Use latex bathtub caulk rather than silicone. Bathroom caulking will last longer if it’s good quality. Cut the tip of the tube small. Squeeze a small bead of caulk deep into the crack without getting too much caulk on the tile or the tub.
Watch this video of removing old silicone in the bathroom using De-Solv-It Contractors’ Solvent and learn a foolproof method for applying the new caulk. In this video, I re-caulk a counter top with DAP acrylic latex. Took about an hour to complete the whole job.
Use the methods in the video to replace caulking around a tub or shower. It’s easy with the proper preparation. In fact, many women caulk better than men do because they have more patience.
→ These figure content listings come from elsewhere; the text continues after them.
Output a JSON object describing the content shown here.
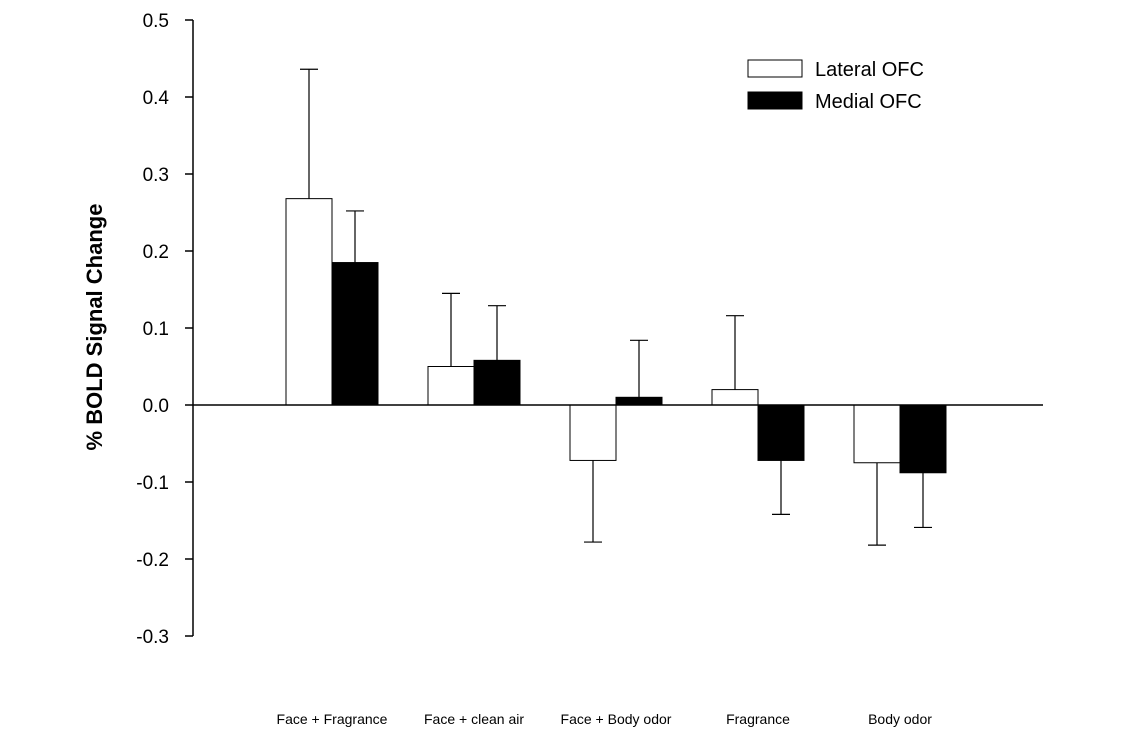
{
  "chart_data": {
    "type": "bar",
    "title": "",
    "xlabel": "",
    "ylabel": "% BOLD Signal Change",
    "categories": [
      "Face + Fragrance",
      "Face + clean air",
      "Face + Body odor",
      "Fragrance",
      "Body odor"
    ],
    "series": [
      {
        "name": "Lateral OFC",
        "fill": "#ffffff",
        "values": [
          0.268,
          0.05,
          -0.072,
          0.02,
          -0.075
        ],
        "error": [
          0.168,
          0.095,
          0.106,
          0.096,
          0.107
        ]
      },
      {
        "name": "Medial OFC",
        "fill": "#000000",
        "values": [
          0.185,
          0.058,
          0.01,
          -0.072,
          -0.088
        ],
        "error": [
          0.067,
          0.071,
          0.074,
          0.07,
          0.071
        ]
      }
    ],
    "ylim": [
      -0.3,
      0.5
    ],
    "yticks": [
      0.5,
      0.4,
      0.3,
      0.2,
      0.1,
      0.0,
      -0.1,
      -0.2,
      -0.3
    ],
    "ytick_labels": [
      "0.5",
      "0.4",
      "0.3",
      "0.2",
      "0.1",
      "0.0",
      "-0.1",
      "-0.2",
      "-0.3"
    ],
    "grid": false,
    "legend_position": "top-right",
    "error_bars": "one-sided"
  }
}
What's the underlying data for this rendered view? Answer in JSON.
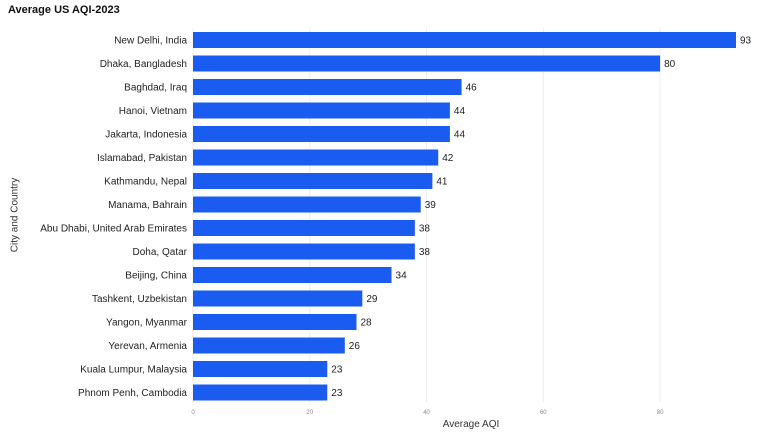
{
  "chart_data": {
    "type": "bar",
    "orientation": "horizontal",
    "title": "Average US AQI-2023",
    "xlabel": "Average AQI",
    "ylabel": "City and Country",
    "categories": [
      "New Delhi, India",
      "Dhaka, Bangladesh",
      "Baghdad, Iraq",
      "Hanoi, Vietnam",
      "Jakarta, Indonesia",
      "Islamabad, Pakistan",
      "Kathmandu, Nepal",
      "Manama, Bahrain",
      "Abu Dhabi, United Arab Emirates",
      "Doha, Qatar",
      "Beijing, China",
      "Tashkent, Uzbekistan",
      "Yangon, Myanmar",
      "Yerevan, Armenia",
      "Kuala Lumpur, Malaysia",
      "Phnom Penh, Cambodia"
    ],
    "values": [
      93,
      80,
      46,
      44,
      44,
      42,
      41,
      39,
      38,
      38,
      34,
      29,
      28,
      26,
      23,
      23
    ],
    "xticks": [
      0,
      20,
      40,
      60,
      80
    ],
    "xlim": [
      0,
      93
    ],
    "grid": true,
    "bar_color": "#1a5cf0"
  }
}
With this in mind, take your time removing all the old caulk, completely. Use latex-tub caulk.
To clean, spray all the cracks and old caulking with a bathroom tile cleaner.
Give the product enough time to soak in and kill all the mold spores possible. While it is soaking in, scrape all the old caulk with any of these tools: a razor blade glass scraper, a utility knife, a grout scraper, or a large slotted screwdriver. One of my favorite tools is a sharp wood chisel. Be careful not to use one with any nicks in the blade as it could scratch the tub or the tiles.
Once all the old grout is removed, clean the area with ‘Soft Scrub’ or the like and rinse well.
Then, fill the tub with water, warm is nice because you will be kneeling in it while you are caulking. Usually when the caulk between the tub and the tile does not last it is because the tub is moving a tiny bit. Filling the tub with water can make it settle 1/16-inch. Now the caulking will not crack the next time someone takes a bath.
Do not get ahead of yourself. If you apply too much caulking around the tub, it could start to dry before you wipe it smooth. Use a sponge, some water and a towel to apply, clean and dry as you work your way around the tub.
Use your finger to first wipe off the surface caulk. Clean your finger on the sponge when you get too much caulk on it. After you finger the caulk out of the crack, clean the area with the sponge to remove any excess caulk. Work on small areas at a time, 30-inches or so. It is easier to do a professional job while the caulk is still soft.
If you clean too much caulk out of the joint, you can always add a second layer when the first hardens up. Whatever you do, do not leave a big cove of caulking on the tub and tile. It just gives dirt and mildew a place to hang out.